Même si l’attention s’est portée sur les pertes d’emplois en Colombie-Britannique et en Ontario, Mme Robichaud a déclaré que les grèves ont également frappé durement le Québec.
«Il y a généralement beaucoup de tournages américains qui se font à Montréal. J’ai beaucoup d’amis, des techniciens, qui n’ont plus autant d’emplois qu’avant», a-t-elle déclaré.
«La communauté ici est également très solidaire de ce qui se passe aux États-Unis. Nous suivons cela de près. Je pense que certains changements doivent également être apportés dans nos syndicats au Québec, donc je pense que cela incite les gens à parler plus fort et à parler davantage de ce qui doit être fait», a poursuivi Mme Robichaud.
Hormis les réalisateurs et les producteurs, les premières du TIFF ont été largement dépourvues de vedettes hollywoodiennes, les règles de grève empêchant les acteurs syndiqués de promouvoir des projets, bien que certaines productions indépendantes aient été autorisées à courtiser la publicité.
Le manque de célébrité sur les tapis rouges n’a pas empêché les cinéphiles de se présenter alors que le festival entrait dans sa troisième journée samedi.
Des impacts dans le monde entier
L’Alliance of Canadian Cinema Television Radio Artists (ACTRA), la Screen Actors Guild-American Federation of Television and Radio Artists (SAG-AFTRA) et la Writers Guild of America (WGA) sont chacune aux prises avec des problèmes contractuels.
Le négociateur en chef de la SAG-AFTRA, Duncan Crabtree-Irlande, a déclaré qu’un soutien mondial est essentiel pour garantir un meilleur traitement des acteurs et des scénaristes. Il a qualifié l’ACTRA de «syndicat frère le plus proche» de la SAG, avec l’AFTRA et le syndicat britannique Equity.
«Ce soutien est essentiel parce qu’il s’agit de sociétés multinationales et qu’elles savent que d’autres artistes du monde entier défendront les mêmes principes que nous ; il n’y a nulle part où fuir pour échapper au traitement injuste de leurs travailleurs», a déclaré M. Crabtree-Ireland, directeur exécutif national de SAG-AFTRA.
«C’est vraiment difficile pour les travailleurs de cette industrie, non seulement aux États-Unis, mais dans le monde entier, car cela a un impact énorme, mais les travailleurs comprennent que nous nous battons pour quelque chose d’existentiel.»

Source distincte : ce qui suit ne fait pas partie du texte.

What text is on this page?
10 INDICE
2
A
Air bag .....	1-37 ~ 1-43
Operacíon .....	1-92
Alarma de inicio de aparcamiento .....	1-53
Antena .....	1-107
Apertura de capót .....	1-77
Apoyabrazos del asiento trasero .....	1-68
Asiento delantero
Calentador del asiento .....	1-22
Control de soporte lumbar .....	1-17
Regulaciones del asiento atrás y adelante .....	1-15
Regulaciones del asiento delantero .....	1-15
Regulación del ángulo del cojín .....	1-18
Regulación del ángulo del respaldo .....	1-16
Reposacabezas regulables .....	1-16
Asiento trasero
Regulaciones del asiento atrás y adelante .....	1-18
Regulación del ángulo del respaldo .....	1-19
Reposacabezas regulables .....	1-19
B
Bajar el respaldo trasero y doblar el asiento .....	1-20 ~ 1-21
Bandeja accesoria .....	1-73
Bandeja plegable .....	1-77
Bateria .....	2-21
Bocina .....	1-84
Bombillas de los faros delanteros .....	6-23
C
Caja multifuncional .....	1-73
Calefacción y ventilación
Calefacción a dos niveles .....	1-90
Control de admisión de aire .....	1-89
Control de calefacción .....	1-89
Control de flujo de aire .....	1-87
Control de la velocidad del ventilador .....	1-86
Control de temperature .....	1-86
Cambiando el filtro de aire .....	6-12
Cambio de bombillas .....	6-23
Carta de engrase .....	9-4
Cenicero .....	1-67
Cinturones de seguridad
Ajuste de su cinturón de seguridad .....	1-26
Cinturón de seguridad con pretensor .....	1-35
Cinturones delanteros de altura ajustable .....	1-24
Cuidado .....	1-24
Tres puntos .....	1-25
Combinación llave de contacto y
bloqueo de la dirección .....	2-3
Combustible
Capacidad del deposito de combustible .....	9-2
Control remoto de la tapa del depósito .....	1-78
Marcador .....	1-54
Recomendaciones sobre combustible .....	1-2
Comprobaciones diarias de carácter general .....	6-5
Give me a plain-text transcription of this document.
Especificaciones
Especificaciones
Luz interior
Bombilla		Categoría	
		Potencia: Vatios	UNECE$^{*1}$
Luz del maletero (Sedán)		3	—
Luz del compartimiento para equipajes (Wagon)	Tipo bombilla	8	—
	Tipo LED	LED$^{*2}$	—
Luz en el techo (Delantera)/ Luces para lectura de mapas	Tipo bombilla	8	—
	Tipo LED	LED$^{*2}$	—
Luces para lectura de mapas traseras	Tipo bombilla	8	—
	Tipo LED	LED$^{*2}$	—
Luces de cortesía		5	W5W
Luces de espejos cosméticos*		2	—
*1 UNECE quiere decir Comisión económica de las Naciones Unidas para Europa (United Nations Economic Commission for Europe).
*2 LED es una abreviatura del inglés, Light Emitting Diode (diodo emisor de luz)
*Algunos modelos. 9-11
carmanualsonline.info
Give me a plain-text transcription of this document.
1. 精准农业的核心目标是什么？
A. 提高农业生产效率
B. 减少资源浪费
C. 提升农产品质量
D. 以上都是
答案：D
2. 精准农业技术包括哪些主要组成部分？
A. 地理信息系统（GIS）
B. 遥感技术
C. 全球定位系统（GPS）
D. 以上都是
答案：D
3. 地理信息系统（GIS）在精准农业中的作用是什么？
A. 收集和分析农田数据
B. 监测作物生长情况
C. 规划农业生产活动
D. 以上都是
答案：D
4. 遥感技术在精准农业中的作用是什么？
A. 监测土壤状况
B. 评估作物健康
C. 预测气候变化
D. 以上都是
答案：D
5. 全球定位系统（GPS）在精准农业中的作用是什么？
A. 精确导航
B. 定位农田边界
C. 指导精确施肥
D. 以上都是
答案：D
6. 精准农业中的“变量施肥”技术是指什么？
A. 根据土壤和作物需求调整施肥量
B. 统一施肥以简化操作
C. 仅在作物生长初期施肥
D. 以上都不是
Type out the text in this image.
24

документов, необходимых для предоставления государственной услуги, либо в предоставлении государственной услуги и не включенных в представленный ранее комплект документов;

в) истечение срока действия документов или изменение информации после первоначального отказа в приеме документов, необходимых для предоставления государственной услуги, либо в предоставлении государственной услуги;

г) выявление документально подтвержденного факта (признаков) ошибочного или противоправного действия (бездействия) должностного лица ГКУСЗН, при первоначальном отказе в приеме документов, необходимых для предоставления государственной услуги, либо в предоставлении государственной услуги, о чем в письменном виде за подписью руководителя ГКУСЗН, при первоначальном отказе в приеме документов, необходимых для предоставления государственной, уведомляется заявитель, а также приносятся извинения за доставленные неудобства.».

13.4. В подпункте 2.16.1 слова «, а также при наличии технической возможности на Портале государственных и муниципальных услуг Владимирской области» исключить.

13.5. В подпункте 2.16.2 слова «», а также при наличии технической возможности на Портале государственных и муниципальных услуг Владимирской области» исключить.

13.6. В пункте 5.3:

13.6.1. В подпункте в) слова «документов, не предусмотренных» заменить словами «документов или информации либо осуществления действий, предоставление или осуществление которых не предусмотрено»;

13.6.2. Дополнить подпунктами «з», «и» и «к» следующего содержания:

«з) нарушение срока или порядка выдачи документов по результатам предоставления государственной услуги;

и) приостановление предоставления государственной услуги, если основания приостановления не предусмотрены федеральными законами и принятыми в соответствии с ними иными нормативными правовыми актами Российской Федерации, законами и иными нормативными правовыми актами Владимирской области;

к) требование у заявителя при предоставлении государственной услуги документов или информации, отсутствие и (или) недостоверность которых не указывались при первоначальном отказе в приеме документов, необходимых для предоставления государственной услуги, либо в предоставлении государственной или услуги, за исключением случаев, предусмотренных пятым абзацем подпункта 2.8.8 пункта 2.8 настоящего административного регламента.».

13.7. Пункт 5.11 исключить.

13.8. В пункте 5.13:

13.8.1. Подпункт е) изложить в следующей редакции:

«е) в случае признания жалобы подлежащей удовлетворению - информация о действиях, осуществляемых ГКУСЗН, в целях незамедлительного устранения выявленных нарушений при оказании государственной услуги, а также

La WGA a cessé le travail le 2 mai et a été rejointe par la SAG-AFTRA le 14 juillet. Tous cherchent à conclure de nouveaux accords avec l’Alliance of Motion Picture and Television Producers (AMPTP).
Les revendications incluent de meilleurs salaires, des encadrements autour de l’utilisation de l’IA et plus de transparence des services de plateforme de diffusion en continu dans un secteur du divertissement en évolution rapide.
Amazon et Apple TV exploitent tous deux des services de diffusion en continu et font partie des membres de l’AMPTP.
L’ACTRA est aux prises avec un différend avec l’Institute of Canadian Agencies (ICA) depuis que leur entente a expiré il y a plus d’un an. L’ICA représente les agences canadiennes de publicité, de marketing, de médias et de relations publiques.
L’ACTRA cherche à obtenir des salaires, des protections et des avantages plus élevés pour environ 9000 acteurs commerciaux qu’elle représente.
Un membre de Toronto de l’ACTRA, Dewey Stewart, a déclaré qu’il se bat pour des salaires plus élevés et une plus grande reconnaissance des acteurs commerciaux.
La présidente de l’ACTRA, Eleanor Noble, a souligné que le revenu d’un acteur est bien inférieur à ce à quoi beaucoup s’attendraient, en particulier pour la majorité qui n’est pas considérée comme une vedette.
«Le revenu moyen d’un acteur est bien en dessous du seuil de pauvreté, et je parle de ces artistes que l’on voit dans les films, les séries télévisées et dans les publicités qui ne sont pas connus. C’est absolument inacceptable», a dénoncé Mme Noble.
-Avec des informations de Brittany Hobson et Cassandra Szklarski.